Лисица отпустила мою руку, повернулась ко мне лицом, рассматривая внимательно.
– О-о! – Лиссет вдруг улыбнулась широко, радостно. – Так они оба тебе нравятся, шалунья ты моя! Но это же прекрасно!
– Что тут прекрасного?! – выкрикнула я и прикусила поспешно язык. Проходившая мимо няня удостоила нас взглядом суровым, осуждающим и быстрее покатила прочь громоздкую синюю коляску с ребенком.
– А что плохого? Представь себе, спишь ты с одним, тайно вздыхаешь о другом, день-деньской мучаешься, разрываешься, а дальше что? Бросишь обоих и гордо удалишься в закат в компании Пушка?
– Лиссет, так не принято! И, в конце концов, Дрэйк сдержан и деликатен, между нами ничего не было, кроме одного поцелуя, а Нордан, подозреваю, жуткий собственник. Ты полагаешь, у нас получится семья? На троих?
– Ох, Шель, не знаю. Но я хотела бы это увидеть.
– И что же ты так жаждешь увидеть, Лиса?
Я вздрогнула, Лиссет, дернувшись, схватилась за сердце.
– Норди, какого… Как ты вообще ухитрился подкрасться незаметно даже для меня?
– Талант, – ответил Нордан невозмутимо. Вежливая улыбка, но взгляд ледяной, колючий.
Как давно мужчина подслушивает?! Все, о чем я рассказала только что лисице, о чем мы разговаривали, не предназначено для посторонних. Не предназначено для Нордана!
Мои пальцы стиснули ажурный вязаный уголок шали. Мы с Лиссет переглянулись обеспокоенно, и я опустила глаза на собственные туфли, погружаясь в трясину страха.
– Ну? – с вызовом спросила лисица.
– Что – ну?
– Ты мне скажи. Я же не знаю, сколько и что именно ты успел услышать и за что бедная девушка должна отчитываться и оправдываться.

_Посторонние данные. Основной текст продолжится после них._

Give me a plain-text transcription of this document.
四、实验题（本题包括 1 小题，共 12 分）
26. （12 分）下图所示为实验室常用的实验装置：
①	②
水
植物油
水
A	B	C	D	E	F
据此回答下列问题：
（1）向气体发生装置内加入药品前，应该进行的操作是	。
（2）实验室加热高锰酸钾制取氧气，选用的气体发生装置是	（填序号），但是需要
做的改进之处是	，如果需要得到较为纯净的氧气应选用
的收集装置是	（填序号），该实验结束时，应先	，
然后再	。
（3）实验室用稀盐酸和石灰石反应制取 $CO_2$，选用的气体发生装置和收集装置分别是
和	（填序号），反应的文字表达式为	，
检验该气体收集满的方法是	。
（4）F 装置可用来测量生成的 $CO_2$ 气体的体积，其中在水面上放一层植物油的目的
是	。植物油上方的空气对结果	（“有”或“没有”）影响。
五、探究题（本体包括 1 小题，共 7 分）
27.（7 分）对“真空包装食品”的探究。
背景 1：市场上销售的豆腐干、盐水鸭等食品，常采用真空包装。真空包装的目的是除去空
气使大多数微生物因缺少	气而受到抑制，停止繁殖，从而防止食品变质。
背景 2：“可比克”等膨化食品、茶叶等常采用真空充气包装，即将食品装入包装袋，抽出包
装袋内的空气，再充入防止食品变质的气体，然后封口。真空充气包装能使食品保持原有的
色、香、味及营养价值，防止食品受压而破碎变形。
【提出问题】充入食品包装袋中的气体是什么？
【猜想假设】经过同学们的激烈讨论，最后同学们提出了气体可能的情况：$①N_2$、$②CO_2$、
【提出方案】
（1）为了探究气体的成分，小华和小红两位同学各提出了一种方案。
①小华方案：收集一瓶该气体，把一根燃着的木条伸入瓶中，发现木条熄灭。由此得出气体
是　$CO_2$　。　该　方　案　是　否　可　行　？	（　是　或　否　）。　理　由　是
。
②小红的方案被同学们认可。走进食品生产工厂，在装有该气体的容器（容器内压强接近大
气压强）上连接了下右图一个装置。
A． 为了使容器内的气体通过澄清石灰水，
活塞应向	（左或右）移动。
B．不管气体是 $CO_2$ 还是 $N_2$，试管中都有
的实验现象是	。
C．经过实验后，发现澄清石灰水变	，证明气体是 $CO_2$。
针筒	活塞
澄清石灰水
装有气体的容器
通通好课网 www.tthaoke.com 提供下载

– Во-первых, Лиссет, больше ты никуда не уводишь мою… девушку без моего ведома и согласия. В крайнем случае можешь спросить Дрэйка, уж на его-то осторожность и здравомыслие можно положиться. Во-вторых, я не подслушивал ваших задушевных женских бесед, так как стоял возле наших ворот, а у нас, к сожалению, не настолько хороший слух. В-третьих, что означает это слово – «Шель»?
Я почувствовала взгляд лисицы, растерянный, вопросительный. Посмотрела на Нордана.
– Это сокращение от моего имени, – голос звучал на удивление спокойно. – Айшель. Леди Айшель Ориони.
Мужчина молчал, и в глазах его я видела задумчивый интерес, словно Нордан изучал меня заново, неспешно, соединяя мой облик с моим настоящим именем. Нахмурился едва заметно – поджатые губы, складка между бровями.
– Ориони? – повторил наконец. – Стеклянный безумец Ориони из Феоссии, случайно, не приходится тебе… вернее, твоей семье родственником?
– Мне это ни о чем не говорит, – настороженно призналась Лиссет.
– Если твое внимание не привлекали яды, то вряд ли имя создателя весьма забавного яда «Осколок в отражении» тебе о чем-то скажет.
– Да я вообще этой дрянью не интересуюсь.
– Мой отец не безумец, – возразила я тихо, сминая сильнее розовые вязаные цветы. – Он ученый, алхимик. А ядами ему приходилось заниматься, чтобы прокормить семью. – Я обошла мужчину, направилась быстрым шагом обратно к нашему особняку.
Когда я стала старше, мама объяснила мне, почему мы так и не покинули тихую провинциальную Тишшу, почему училась я в пансионе для леди из семей среднего достатка, почему родители не стремились вернуться к блеску светского общества. Сначала отголоски скандала, потом незримый шлейф папиной репутации. Для большинства людей наше имя ничего не значило, но среди фальши и игр высшей аристократии хватало тех, кто так или иначе сталкивался с ядоделами, пользовался их услугами, хотя едва ли рискнул бы заговорить об этом вслух. Знаю, есть страны, где профессия изготовителя ядов считается престижной, хорошо оплачиваемой, почетной даже, но не в Феоссии. Никто не посмел бы осудить, обвинить открыто, и королевская лицензия обеспечивала долю неприкосновенности, возможность жить в относительном покое, однако нельзя избавиться от стаек шепотков за спиной, от теней сплетен, от намеков между строками невинных на первый взгляд бесед.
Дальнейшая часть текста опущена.